No telling whether Ft McMurray will thrive long enough for the people who move their to really put down roots. There is a lot of oil sand there, but extracting it takes a lot of fresh water. It also takes a lot of energy to make the steel that is used to build the plants and machinery to extract the oil, which means that as energy prices go up, the capital costs of ramping up production grow, which means that ROI doesn't come as quickly as people hope. And then there is the little matter of global warming and the threat of carbon taxes or polution allowances which will push up the price of oil sand production even higher.
posted by Good Brain at 6:49 PM on October 7, 2007

> Housing and the cost of living is supposedly incredibly expensive, and there is apparently nothing to do there at all. It is very isolated. People go there to work, and that's about it.

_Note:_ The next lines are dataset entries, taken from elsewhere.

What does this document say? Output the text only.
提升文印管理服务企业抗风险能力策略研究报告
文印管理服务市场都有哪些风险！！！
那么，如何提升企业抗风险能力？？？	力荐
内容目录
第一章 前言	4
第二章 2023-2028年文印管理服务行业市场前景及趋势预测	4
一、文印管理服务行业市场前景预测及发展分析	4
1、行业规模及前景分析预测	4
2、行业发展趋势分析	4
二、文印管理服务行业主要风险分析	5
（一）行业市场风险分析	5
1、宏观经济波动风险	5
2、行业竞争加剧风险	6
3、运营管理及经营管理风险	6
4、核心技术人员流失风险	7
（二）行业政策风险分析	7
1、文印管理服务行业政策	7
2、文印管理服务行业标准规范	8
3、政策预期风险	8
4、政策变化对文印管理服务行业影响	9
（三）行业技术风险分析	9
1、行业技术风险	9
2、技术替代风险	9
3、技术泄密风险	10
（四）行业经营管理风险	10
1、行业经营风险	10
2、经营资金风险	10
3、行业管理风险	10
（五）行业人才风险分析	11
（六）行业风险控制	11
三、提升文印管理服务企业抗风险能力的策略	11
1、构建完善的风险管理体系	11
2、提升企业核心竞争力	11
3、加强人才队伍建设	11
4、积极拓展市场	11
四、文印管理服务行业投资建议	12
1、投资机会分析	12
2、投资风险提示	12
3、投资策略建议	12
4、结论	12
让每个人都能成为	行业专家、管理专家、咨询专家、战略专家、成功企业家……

That's what I hear, too, and I have often heard from people who go up there to do resource work. It's also referred to as Fort Mac. As you can see from a google search, it supposedly has the highest rents in the country, yes, more than Vancouver and Toronto. Then again, the wages are very high.
posted by Listener at 11:06 PM on October 7, 2007

Ex-Albertan here, with friends working in and around the area. Housing in the area is incredibly expensive and hard to find. A friend who went there on a contract ended up with seven people sharing a one bedroom apartment for the duration of their contract. Fort MacMurray also has a huge problem with crack cocaine and all the misery that goes with it. There is a lot of binge drinking and male aggression on display. Good restaurants? Forget it. If you enjoy the outdoors, there is plenty of recreation in the area but when they say it's cold in the winter, they aren't kidding. The money will be good, though and Edmonton can be a fun town if you get time off. Personally, I wouldn't go. I would also reccommend that your friend inquire with her employer as to accomodation and insist that they find her adequate lodging while she is working there.
posted by alltomorrowsparties at 3:26 AM on October 8, 2007

I work in the industry, but North Sea. From what I hear, "boom town" is appropriate.
My friends & colleagues tell me there are expensive rents, apparently there is a shortage of electricians, contractors, carpenters in Alberta now as they are all in Fort Mac.
Oil isn't going down in price significantly anytime soon and there is lots of investment in the area.
As Good Brain puts it, there is likely little in the way of culture, since the main part of investment will be in infrastructure - roads, utilities etc.
If she's an engineer for a reputable company, she should enquire about housing/relocation assistance. The company isn't going to want to hire her, move her out there and then have her quit in a month, so it's in their interest to help her.
Good luck, as others have said, there's good pay & opportunities there if you have the right skill set.
posted by arcticseal at 10:56 AM on October 8, 2007

I have friends in the Fort Mac area, all live in small apartments split with many other people (as some people listed above).
The pay in the area is extremely high, and with a lack of outlets for entertainment, most everyone just spends their money on drinking and drugs.

He spends 8 months of the year out there, saves up a ton of money, then comes back for 4 months in the summer time. He says that as soon as he has enough money to get out and buy a house, he never plans on setting foot there again.